Австрийцы, как известно, не так плохо изъясняются по-русски или, вернее, по-украински. Поэтому-то легко можно было с ними сговориться.

Ёлку спустили в крытые окопы, а из окопа в землянку. Землянка была высокая и просторная, и ёлка вола свободно. Все четверо принялись за её украшение: развешивали блёстки, укрепляли свечи, вешали мишуру, золотые и серебряные нити.

Ничего не подозревая, австрийцы были тронуты русским рождественским подарком корпусного командира.

А в то время у них сильно нуждались в провизии, подвоз которой в горы был сопряжён с большими трудностями, и войска их сидели полуголодными.

Развешивая свечи, Дорофеев, между тем, расхваливал русскую жизнь.

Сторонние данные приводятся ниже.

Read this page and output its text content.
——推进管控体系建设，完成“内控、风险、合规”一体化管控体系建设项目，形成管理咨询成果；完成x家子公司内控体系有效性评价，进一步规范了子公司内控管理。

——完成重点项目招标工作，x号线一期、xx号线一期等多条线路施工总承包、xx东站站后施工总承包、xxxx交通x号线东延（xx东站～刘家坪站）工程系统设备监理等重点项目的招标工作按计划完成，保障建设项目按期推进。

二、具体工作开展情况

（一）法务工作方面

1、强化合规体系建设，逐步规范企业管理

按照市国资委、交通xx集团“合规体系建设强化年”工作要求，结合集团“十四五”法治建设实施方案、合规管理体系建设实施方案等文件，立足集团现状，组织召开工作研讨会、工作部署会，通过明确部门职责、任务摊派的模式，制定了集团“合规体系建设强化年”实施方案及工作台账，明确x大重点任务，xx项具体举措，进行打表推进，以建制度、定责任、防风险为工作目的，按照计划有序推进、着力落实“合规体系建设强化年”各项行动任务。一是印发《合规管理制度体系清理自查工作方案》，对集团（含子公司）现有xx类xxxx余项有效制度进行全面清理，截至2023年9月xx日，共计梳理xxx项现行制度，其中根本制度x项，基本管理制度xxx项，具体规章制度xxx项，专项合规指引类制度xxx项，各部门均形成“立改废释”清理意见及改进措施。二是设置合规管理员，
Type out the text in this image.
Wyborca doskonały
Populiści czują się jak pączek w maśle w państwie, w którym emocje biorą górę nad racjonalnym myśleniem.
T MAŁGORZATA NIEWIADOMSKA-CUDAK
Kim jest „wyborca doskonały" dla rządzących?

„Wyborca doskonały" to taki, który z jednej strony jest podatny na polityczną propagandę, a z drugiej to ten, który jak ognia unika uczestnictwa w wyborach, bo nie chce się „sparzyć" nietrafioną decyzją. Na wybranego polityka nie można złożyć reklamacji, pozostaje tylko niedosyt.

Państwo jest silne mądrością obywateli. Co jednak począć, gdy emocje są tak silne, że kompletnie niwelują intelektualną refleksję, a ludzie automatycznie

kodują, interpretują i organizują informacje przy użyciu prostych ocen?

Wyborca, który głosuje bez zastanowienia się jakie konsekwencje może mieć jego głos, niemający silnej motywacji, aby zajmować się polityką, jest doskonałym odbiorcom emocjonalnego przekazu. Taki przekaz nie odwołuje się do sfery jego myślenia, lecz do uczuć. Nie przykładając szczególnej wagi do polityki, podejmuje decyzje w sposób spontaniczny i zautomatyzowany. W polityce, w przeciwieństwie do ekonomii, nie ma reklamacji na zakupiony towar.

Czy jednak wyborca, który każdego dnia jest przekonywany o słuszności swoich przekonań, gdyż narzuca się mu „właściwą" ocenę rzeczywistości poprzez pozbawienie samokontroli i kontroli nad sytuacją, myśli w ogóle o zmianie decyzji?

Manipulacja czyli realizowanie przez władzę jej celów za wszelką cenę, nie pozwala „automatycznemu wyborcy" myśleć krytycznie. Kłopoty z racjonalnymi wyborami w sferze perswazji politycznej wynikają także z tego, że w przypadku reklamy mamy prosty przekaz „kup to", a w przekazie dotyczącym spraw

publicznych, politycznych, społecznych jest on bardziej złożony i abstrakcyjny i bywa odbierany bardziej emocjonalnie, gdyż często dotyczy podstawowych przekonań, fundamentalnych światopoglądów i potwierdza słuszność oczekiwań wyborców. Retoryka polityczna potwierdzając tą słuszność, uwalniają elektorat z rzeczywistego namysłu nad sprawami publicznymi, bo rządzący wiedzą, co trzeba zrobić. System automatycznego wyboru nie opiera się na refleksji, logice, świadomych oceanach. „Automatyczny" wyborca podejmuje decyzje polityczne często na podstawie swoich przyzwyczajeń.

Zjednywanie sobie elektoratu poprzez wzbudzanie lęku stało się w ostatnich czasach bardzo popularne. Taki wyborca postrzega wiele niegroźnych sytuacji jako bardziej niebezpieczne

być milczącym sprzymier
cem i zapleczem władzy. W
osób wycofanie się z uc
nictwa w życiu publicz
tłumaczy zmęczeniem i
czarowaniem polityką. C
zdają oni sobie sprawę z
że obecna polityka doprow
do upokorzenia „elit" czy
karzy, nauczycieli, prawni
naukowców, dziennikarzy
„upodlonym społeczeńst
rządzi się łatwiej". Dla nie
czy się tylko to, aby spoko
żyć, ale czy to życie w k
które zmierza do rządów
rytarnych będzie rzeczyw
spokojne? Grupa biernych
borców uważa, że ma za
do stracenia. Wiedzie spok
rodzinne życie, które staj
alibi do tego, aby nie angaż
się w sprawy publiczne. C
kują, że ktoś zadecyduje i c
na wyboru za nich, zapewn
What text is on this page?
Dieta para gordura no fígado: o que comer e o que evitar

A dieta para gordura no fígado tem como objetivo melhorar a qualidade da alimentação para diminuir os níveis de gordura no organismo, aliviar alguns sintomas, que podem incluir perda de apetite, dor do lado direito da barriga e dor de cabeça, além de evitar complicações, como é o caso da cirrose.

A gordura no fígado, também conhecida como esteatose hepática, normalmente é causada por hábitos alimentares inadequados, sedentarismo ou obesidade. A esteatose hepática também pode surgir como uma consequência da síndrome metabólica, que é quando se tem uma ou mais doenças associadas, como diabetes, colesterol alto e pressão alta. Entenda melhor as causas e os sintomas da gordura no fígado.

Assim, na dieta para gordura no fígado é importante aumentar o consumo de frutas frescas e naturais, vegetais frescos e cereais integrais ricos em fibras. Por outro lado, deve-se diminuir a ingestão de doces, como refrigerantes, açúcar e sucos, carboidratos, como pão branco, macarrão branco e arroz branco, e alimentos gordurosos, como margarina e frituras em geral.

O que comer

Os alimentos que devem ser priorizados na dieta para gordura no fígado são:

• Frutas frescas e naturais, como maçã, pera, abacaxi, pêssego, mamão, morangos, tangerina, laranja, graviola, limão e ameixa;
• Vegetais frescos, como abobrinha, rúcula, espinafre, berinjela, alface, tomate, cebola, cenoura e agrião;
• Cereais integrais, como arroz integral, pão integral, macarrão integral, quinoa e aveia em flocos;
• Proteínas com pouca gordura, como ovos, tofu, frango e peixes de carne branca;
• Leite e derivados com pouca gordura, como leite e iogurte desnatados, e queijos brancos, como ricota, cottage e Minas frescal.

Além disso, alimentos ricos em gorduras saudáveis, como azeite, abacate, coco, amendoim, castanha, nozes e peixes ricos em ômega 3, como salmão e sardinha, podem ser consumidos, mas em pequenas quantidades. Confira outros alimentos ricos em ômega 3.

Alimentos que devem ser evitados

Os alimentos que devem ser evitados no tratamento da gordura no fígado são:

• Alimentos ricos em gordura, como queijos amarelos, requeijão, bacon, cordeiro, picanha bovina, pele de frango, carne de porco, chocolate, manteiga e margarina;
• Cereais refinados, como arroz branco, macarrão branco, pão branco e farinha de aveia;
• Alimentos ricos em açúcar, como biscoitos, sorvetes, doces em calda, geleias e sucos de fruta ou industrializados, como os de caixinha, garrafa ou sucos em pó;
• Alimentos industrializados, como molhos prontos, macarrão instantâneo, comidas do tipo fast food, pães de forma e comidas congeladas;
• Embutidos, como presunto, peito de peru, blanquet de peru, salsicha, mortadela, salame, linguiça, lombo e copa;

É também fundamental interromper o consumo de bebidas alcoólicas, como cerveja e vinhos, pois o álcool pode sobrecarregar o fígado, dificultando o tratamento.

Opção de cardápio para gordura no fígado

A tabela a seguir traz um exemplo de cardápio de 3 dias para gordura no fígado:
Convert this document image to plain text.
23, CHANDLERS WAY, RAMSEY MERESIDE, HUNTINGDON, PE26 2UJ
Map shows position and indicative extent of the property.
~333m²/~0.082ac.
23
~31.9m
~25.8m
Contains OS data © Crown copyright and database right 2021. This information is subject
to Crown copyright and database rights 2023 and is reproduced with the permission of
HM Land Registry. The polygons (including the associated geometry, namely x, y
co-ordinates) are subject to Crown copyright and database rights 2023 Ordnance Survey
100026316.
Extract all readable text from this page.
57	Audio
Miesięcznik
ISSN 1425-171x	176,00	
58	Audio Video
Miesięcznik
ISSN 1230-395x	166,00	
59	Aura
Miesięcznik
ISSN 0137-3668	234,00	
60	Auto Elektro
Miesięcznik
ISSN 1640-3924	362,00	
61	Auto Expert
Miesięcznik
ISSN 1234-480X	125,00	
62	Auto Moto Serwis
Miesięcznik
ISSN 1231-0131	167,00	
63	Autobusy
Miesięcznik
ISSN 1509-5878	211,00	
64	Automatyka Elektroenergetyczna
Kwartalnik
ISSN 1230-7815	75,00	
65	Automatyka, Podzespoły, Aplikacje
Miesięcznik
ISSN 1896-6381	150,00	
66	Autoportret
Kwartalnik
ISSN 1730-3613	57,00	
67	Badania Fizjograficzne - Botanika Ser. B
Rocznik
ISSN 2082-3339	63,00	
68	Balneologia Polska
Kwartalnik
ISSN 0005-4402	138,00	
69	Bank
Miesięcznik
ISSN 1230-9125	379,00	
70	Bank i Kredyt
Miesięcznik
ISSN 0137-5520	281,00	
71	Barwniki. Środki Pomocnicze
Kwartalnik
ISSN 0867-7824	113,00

– Мяса у нас, – говорил он, – дают по фунту на обед, да полфунта к вечеру, каша с маслом, ешь не хочу, а уж про хлеб и говорить нечего… Так наешься, что поясок не сходится.

Вот тут-то вдруг и произошло чудо.

– Хотим к русским… К русским хотим! – раздалось несколько голосов.

А когда зажгли ёлку и засияла она тысячами блёсток, дробившихся и переливающихся в золотых нитях, уже властнее раздались голоса:

– К русским идём!..

Через минуту горящая, сияющая ёлка была вынесена из окопов и теплилась она радугой семицветной в тихом морозном воздухе рождественской ночи.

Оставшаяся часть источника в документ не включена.